I understand why Palestinians and others of good will around are so harshly critical of Israel. Nevertheless, it would behoove Palestinians and their supporters to try to understand where Israel is coming from.
Generally, I find cults of victimization odious. Christians seems especially susceptible to this pathology. In America, subscribers to the dominant religion annually claim to be victims of a wholly non-existent war on Christmas. In Europe for centuries if not millennia, Catholics and Protestants would immolate Jews and Muslims while falsely claiming that their quarry was poisoning wells or kidnapping and killing Christian children. Today, prosperous white Americans invoke the specter of hordes of brown immigrants swarming across the border to justify ripping families apart and deporting people to lands they never knew.

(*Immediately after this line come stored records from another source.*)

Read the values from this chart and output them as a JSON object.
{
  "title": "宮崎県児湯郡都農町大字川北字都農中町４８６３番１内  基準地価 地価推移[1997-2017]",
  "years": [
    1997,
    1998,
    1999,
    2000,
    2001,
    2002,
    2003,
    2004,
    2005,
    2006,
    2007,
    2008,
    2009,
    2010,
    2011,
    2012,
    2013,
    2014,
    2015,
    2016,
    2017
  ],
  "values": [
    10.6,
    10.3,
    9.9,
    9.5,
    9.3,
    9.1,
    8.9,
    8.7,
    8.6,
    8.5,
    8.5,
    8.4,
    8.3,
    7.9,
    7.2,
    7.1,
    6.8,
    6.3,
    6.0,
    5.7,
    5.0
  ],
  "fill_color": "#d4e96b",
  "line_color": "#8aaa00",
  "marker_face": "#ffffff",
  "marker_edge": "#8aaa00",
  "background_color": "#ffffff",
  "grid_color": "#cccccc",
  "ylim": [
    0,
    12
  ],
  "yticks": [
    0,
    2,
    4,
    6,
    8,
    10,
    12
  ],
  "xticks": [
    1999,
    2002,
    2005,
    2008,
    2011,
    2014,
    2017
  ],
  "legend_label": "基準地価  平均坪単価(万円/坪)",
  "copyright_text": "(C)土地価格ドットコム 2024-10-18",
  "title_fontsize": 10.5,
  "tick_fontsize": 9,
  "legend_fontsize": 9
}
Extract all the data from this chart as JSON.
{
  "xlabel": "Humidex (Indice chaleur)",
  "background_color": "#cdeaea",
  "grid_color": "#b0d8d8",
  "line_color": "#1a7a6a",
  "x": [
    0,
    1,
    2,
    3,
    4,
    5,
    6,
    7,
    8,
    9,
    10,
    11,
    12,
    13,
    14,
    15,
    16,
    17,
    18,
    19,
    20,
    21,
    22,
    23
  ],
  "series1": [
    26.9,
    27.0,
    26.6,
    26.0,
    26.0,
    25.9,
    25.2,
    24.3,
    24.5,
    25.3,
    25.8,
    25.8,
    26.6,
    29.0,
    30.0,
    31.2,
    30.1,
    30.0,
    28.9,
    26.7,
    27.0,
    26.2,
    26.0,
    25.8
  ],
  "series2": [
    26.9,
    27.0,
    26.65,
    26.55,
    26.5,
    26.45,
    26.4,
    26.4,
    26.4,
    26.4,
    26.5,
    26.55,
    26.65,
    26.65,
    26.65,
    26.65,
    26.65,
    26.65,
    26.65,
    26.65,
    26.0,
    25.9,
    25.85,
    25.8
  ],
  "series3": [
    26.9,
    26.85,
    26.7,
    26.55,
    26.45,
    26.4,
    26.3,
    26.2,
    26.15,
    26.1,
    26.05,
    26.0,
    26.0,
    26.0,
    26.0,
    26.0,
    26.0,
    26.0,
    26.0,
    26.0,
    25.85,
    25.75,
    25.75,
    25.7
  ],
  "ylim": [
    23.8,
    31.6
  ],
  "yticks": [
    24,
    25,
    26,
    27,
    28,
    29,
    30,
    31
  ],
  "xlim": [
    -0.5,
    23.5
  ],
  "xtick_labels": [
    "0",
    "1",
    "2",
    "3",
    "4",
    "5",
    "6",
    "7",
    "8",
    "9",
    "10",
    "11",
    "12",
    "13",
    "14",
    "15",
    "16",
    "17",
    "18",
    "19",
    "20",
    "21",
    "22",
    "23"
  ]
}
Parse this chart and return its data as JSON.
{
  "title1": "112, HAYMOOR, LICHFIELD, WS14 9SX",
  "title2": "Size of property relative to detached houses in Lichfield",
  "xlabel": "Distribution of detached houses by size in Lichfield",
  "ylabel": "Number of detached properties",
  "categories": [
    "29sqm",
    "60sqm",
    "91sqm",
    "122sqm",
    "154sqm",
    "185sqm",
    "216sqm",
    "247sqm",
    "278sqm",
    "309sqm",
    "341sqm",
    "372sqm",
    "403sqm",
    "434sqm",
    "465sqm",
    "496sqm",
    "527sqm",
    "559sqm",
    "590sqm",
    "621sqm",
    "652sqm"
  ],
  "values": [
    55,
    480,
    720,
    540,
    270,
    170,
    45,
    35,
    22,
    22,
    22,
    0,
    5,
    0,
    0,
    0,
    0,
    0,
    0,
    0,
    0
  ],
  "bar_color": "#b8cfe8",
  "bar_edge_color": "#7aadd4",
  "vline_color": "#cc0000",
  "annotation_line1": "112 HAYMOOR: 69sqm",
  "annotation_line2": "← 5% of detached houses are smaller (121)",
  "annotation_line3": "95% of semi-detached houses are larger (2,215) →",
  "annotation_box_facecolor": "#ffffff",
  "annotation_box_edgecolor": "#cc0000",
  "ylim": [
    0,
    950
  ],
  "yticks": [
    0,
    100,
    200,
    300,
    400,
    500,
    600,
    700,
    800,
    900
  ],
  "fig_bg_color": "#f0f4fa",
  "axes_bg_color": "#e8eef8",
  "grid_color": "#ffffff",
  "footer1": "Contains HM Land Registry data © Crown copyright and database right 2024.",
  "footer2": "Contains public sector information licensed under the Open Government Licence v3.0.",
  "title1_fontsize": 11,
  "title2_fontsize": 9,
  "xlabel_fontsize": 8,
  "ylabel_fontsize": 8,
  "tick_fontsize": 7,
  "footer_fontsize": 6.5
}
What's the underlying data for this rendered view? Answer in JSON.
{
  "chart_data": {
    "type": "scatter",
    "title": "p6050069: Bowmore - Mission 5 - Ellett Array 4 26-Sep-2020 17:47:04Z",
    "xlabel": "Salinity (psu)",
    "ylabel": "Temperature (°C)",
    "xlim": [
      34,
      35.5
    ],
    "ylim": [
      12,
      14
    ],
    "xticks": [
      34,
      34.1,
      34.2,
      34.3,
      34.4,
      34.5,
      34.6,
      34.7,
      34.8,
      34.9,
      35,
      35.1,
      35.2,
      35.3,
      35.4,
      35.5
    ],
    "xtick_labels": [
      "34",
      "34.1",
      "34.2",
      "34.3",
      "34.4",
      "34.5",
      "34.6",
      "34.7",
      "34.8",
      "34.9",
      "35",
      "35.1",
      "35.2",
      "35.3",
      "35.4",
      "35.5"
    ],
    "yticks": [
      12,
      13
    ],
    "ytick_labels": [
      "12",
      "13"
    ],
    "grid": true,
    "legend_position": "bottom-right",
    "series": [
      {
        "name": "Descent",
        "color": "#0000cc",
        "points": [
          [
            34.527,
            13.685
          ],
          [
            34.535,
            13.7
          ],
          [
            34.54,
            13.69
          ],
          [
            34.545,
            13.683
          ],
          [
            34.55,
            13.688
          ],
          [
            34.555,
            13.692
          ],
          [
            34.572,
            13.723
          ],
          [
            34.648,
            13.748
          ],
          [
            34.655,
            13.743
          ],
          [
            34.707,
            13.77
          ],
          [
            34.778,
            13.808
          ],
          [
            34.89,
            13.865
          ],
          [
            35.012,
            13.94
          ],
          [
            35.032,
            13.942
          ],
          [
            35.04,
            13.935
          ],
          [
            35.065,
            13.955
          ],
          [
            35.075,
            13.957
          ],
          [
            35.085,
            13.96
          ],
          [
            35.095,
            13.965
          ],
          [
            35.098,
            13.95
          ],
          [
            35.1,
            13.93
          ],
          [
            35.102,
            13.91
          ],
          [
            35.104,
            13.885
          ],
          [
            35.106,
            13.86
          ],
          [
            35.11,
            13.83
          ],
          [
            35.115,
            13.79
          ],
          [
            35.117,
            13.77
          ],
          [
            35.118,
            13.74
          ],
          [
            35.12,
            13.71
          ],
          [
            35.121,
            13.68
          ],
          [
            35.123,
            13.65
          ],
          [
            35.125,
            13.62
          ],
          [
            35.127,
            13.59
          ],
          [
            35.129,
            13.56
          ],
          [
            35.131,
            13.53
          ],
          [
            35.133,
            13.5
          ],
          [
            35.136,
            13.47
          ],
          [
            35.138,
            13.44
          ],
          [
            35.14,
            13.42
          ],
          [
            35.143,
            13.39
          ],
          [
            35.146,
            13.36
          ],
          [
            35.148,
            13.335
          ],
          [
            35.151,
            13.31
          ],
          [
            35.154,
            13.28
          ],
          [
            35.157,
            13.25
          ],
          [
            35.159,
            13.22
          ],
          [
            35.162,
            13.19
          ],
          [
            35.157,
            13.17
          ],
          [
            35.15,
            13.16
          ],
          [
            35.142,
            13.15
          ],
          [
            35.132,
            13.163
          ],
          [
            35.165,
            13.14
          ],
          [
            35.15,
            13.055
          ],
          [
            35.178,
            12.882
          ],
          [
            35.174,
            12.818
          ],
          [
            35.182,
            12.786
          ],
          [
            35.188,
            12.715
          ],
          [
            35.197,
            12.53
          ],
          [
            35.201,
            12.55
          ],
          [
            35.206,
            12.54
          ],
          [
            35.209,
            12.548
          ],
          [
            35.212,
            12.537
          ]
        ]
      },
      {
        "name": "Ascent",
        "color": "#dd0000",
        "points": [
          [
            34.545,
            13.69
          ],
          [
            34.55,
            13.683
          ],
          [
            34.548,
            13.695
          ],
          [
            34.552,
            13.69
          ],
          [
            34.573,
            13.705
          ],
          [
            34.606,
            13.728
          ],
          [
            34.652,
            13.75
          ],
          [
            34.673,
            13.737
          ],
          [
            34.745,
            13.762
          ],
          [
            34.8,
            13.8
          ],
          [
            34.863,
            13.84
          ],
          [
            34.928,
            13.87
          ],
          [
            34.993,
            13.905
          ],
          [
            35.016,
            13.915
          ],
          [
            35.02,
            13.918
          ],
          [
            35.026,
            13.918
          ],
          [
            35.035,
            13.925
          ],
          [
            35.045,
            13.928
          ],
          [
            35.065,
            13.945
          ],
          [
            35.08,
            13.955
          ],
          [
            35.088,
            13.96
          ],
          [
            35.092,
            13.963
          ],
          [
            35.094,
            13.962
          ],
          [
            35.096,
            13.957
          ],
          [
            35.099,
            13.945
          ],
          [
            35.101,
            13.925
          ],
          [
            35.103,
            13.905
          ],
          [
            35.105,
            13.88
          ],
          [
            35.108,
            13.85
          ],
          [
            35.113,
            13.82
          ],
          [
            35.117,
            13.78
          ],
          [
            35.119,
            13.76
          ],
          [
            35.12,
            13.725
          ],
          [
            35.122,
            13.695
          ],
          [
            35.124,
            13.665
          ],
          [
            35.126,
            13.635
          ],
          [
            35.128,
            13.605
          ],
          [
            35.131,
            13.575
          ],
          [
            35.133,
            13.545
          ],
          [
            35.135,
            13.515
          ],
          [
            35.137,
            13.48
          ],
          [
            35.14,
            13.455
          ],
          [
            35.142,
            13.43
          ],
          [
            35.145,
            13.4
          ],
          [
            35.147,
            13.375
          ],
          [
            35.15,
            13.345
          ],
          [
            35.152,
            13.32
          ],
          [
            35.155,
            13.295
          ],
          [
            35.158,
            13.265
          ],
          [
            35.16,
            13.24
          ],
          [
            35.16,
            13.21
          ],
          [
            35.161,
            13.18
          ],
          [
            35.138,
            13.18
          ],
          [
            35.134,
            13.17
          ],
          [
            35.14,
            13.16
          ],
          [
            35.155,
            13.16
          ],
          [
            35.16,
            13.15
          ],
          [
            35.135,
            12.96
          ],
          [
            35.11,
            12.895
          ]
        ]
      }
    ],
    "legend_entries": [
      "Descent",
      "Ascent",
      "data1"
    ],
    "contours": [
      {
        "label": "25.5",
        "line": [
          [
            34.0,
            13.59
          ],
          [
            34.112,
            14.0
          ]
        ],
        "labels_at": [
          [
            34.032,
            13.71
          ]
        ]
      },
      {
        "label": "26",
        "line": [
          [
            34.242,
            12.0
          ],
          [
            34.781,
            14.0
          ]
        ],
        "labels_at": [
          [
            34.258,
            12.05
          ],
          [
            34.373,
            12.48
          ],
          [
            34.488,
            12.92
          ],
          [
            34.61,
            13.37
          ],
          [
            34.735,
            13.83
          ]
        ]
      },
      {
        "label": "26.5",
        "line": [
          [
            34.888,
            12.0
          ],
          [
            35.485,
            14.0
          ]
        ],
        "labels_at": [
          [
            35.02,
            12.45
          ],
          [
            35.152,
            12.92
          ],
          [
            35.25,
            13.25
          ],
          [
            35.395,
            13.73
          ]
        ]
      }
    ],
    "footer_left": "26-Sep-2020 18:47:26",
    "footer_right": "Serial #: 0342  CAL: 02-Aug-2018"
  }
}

Unlike Christian “victims”, Jews have a legitimate claim to being targeted for discrimination up until the present day. This history, in part, drives Israel’s insistence on maintaining the Promised Land as Jewish. It also provides more than a patina of rationality to the fear of Israelis that Palestinians would drive them into the sea at the first opportunity.
This history does not excuse the persecution of Palestinians but it should act as a spur to their leaders to assure Israel that they are seeking justice for their people but not another holocaust. That Palestinians want equitable land-sharing for all not all for themselves. Israelis and Palestinians should join voices in decrying the rise of anti-Muslim and anti-Semitic fascists in Europe.
Some may say that the oppressed should not be burdened with their oppressors’ legacy. Certainly, African-Americans owed no duty to empathize with the whites who kidnapped and enslaved them even if some of the latter may themselves have been from exploited classes.
I say to Palestinians and their supporters, keep your eyes on the prize. Acknowledge up front that the Jewish people, along among monotheists, have faced nearly ceaseless persecution for thousands of years. If statements of solidarity with Jewish victims of discrimination can build bridges with Israeli moderates, make them. Why not set forth a vision a peaceful holy land with Jews, Muslims, and Christians living in a secular state?
Don’t stop pushing. Don’t be silent in the face of oppression or make excuses for your oppressors but recognize that the tribe oppressing yours was until very recently the most victimized of all. Perhaps, just perhaps, peace and justice are possible.